Keeping up with the Laundry

I’m not one who is comfortable with airing dirty laundry in public and will be the first to acknowledge that the UK 999 Ambulance system probably has a whole load of dirty washing in their laundry hamper. A basket load of catching up on. Eight minute targets, winter pressures and staffing levels over Christmas are probably a few of the dirties. Like most, I’m aware of this festering pile that keeps being pushed to the bottom of the laundry hamper, comfortable with the notion that . . “they will get around to it”. But what happens when you see the dirty washing on the front page of the media press? What happens when everyone knows you have run out of clean underwear?

The UK is running out of Paramedics! That’s the general gist of the headline “The 999 meltdown” appearing in Augusts, The Spectator. Mary Wakefield writes a short piece on how the London Ambulance service has lost larger numbers of frontline staff lately. I’m not going  through that dirty washing pile, but would rather highlight something we all know about doing the laundry. Paramedics are like socks, if you look after them, they last a very long time. Having a good supply is important in getting through the weeks, so some investment is needed in turning the numbers around. How do you do that?  by continuous quality education!
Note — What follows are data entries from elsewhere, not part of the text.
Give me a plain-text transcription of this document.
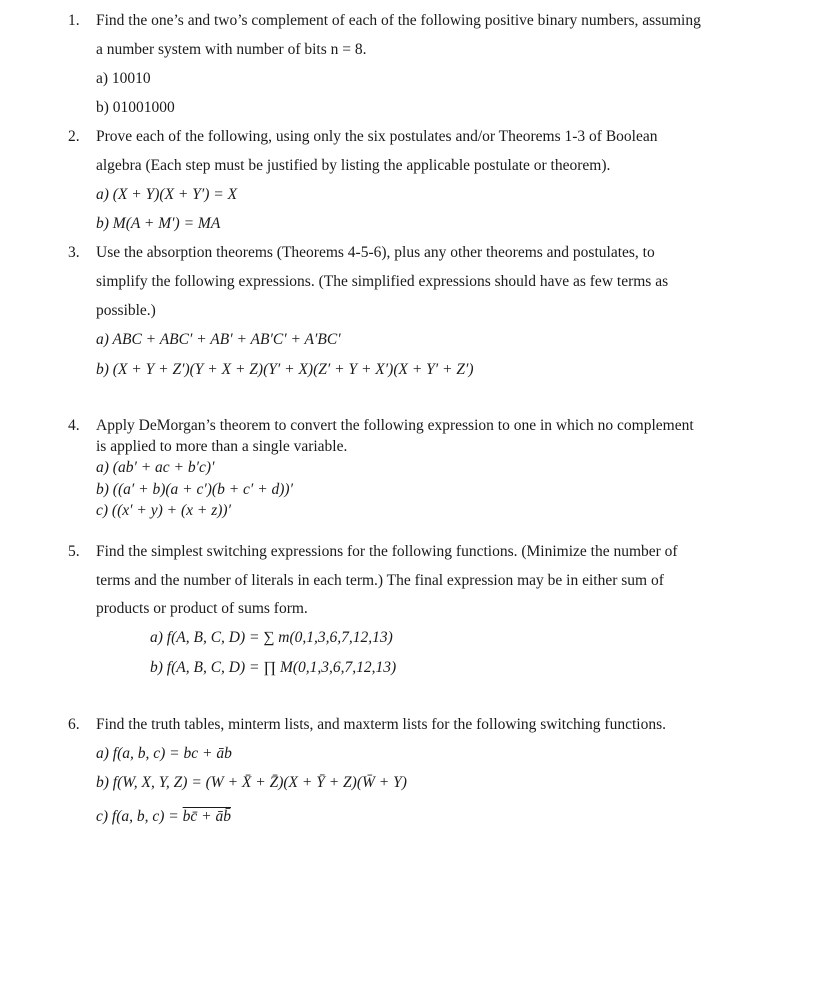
1. Find the one’s and two’s complement of each of the following positive binary numbers, assuming
a number system with number of bits n = 8.
a) 10010
b) 01001000
2. Prove each of the following, using only the six postulates and/or Theorems 1-3 of Boolean
algebra (Each step must be justified by listing the applicable postulate or theorem).
a) (X + Y)(X + Y′) = X
b) M(A + M′) = MA
3. Use the absorption theorems (Theorems 4-5-6), plus any other theorems and postulates, to
simplify the following expressions. (The simplified expressions should have as few terms as
possible.)
a) ABC + ABC′ + AB′ + AB′C′ + A′BC′
b) (X + Y + Z′)(Y + X + Z)(Y′ + X)(Z′ + Y + X′)(X + Y′ + Z′)
4. Apply DeMorgan’s theorem to convert the following expression to one in which no complement
is applied to more than a single variable.
a) (ab′ + ac + b′c)′
b) ((a′ + b)(a + c′)(b + c′ + d))′
c) ((x′ + y) + (x + z))′
5. Find the simplest switching expressions for the following functions. (Minimize the number of
terms and the number of literals in each term.) The final expression may be in either sum of
products or product of sums form.
a) f(A, B, C, D) = ∑ m(0,1,3,6,7,12,13)
b) f(A, B, C, D) = ∏ M(0,1,3,6,7,12,13)
6. Find the truth tables, minterm lists, and maxterm lists for the following switching functions.
a) f(a, b, c) = bc + āb
b) f(W, X, Y, Z) = (W + X̄ + Z̄)(X + Ȳ + Z)(W̄ + Y)
c) f(a, b, c) = bc̄ + āb̄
Being in education I will attest to the recent surge in the numbers of Paramedic graduates currently passing through the educational systems. The commissioning ambulance trusts have realised they will be running low on recruitment in the coming years  with ambulance demand goes through the roof. Treading the fine line between quality and quantity is a balancing act most educators face with commissioning bodies. All educators I know have happily given up quantity to preserve quality in our current paramedic practice. But if we are turning out quality paramedics through our educational system, I would want to know they are being looked after. Not only their welfare but their professional development, investing in the future with continual professional education and career advancement. Paramedics should not be a commodity. Not an old pair of worn out socks to be thrown away when they develop a hole. Darn it! Look after them.